E por quanto se vê não são poucos os que gostam de inventar pecados. Eu creio que um casado que se divorcia e se casa com outro, peca no ato do matrimônio, não todos os minutos do dia e todos os dias da sua vida. Pecam cada vez que mantêm relações sexuais, não quando não as mantêm. Cabe que decidam não as manter, caso em que podem comungar. É certo que não é o mais comum, mas o caso é possível. Um divorciado pode viver com outra pessoa e, se não tiver relações sexuais e apenas veem televisão juntos, conversam e vão juntos a um concerto, não pecam por isso.

O escândalo, se ocorrer, poderia ser pecado, mas isso é outro recurso retórico. Eu, quando comungar, não tenho ideia das condições dos que comungam ao meu lado, dos quais não sei absolutamente nada. Portanto, não há nenhuma possibilidade de escândalo.

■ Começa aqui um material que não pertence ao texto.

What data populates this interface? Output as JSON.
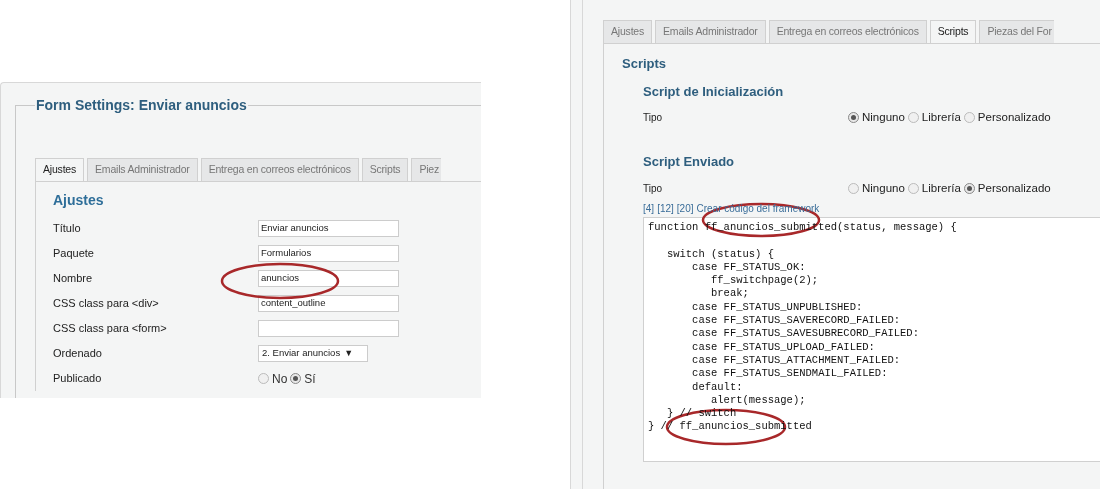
{
  "left_panel": {
    "legend": "Form Settings: Enviar anuncios",
    "tabs": [
      {
        "label": "Ajustes",
        "selected": true
      },
      {
        "label": "Emails Administrador",
        "selected": false
      },
      {
        "label": "Entrega en correos electrónicos",
        "selected": false
      },
      {
        "label": "Scripts",
        "selected": false
      },
      {
        "label": "Piez",
        "selected": false
      }
    ],
    "section_title": "Ajustes",
    "fields": [
      {
        "label": "Título",
        "kind": "text",
        "value": "Enviar anuncios"
      },
      {
        "label": "Paquete",
        "kind": "text",
        "value": "Formularios"
      },
      {
        "label": "Nombre",
        "kind": "text",
        "value": "anuncios"
      },
      {
        "label": "CSS class para <div>",
        "kind": "text",
        "value": "content_outline"
      },
      {
        "label": "CSS class para <form>",
        "kind": "text"
      },
      {
        "label": "Ordenado",
        "kind": "select",
        "value": "2. Enviar anuncios",
        "caret": "▼"
      },
      {
        "label": "Publicado",
        "kind": "radio",
        "options": [
          {
            "label": "No",
            "selected": false
          },
          {
            "label": "Sí",
            "selected": true
          }
        ]
      }
    ]
  },
  "right_panel": {
    "tabs": [
      {
        "label": "Ajustes",
        "selected": false
      },
      {
        "label": "Emails Administrador",
        "selected": false
      },
      {
        "label": "Entrega en correos electrónicos",
        "selected": false
      },
      {
        "label": "Scripts",
        "selected": true
      },
      {
        "label": "Piezas del For",
        "selected": false
      }
    ],
    "section_title": "Scripts",
    "scripts": [
      {
        "title": "Script de Inicialización",
        "field_label": "Tipo",
        "options": [
          {
            "label": "Ninguno",
            "selected": true
          },
          {
            "label": "Librería",
            "selected": false
          },
          {
            "label": "Personalizado",
            "selected": false
          }
        ]
      },
      {
        "title": "Script Enviado",
        "field_label": "Tipo",
        "options": [
          {
            "label": "Ninguno",
            "selected": false
          },
          {
            "label": "Librería",
            "selected": false
          },
          {
            "label": "Personalizado",
            "selected": true
          }
        ]
      }
    ],
    "code_links": [
      "[4]",
      "[12]",
      "[20]",
      "Crear código del framework"
    ],
    "code_lines": [
      {
        "kind": "code",
        "text": "function ff_anuncios_submitted(status, message) {"
      },
      {
        "kind": "blank"
      },
      {
        "kind": "code",
        "text": "   switch (status) {"
      },
      {
        "kind": "code",
        "text": "       case FF_STATUS_OK:"
      },
      {
        "kind": "code",
        "text": "          ff_switchpage(2);"
      },
      {
        "kind": "code",
        "text": "          break;"
      },
      {
        "kind": "code",
        "text": "       case FF_STATUS_UNPUBLISHED:"
      },
      {
        "kind": "code",
        "text": "       case FF_STATUS_SAVERECORD_FAILED:"
      },
      {
        "kind": "code",
        "text": "       case FF_STATUS_SAVESUBRECORD_FAILED:"
      },
      {
        "kind": "code",
        "text": "       case FF_STATUS_UPLOAD_FAILED:"
      },
      {
        "kind": "code",
        "text": "       case FF_STATUS_ATTACHMENT_FAILED:"
      },
      {
        "kind": "code",
        "text": "       case FF_STATUS_SENDMAIL_FAILED:"
      },
      {
        "kind": "code",
        "text": "       default:"
      },
      {
        "kind": "code",
        "text": "          alert(message);"
      },
      {
        "kind": "code",
        "text": "   } // switch"
      },
      {
        "kind": "code",
        "text": "} // ff_anuncios_submitted"
      }
    ]
  }
}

Por outro lado, não é o mesmo caso se no matrimônio de um divorciado tiverem 50 anos ou 80 ou mais. Conforme avança a idade, cabe que decidam abster-se e, se apesar desse propósito alguma vez falharem, a maior parte dos confessores, vendo um propósito sério de emenda, lhes daria a absolvição. Propósito de emenda não significa nunca jamais. Falem com um confessor, e refiro-me a um bom confessor, e verão o que ele lhes diz.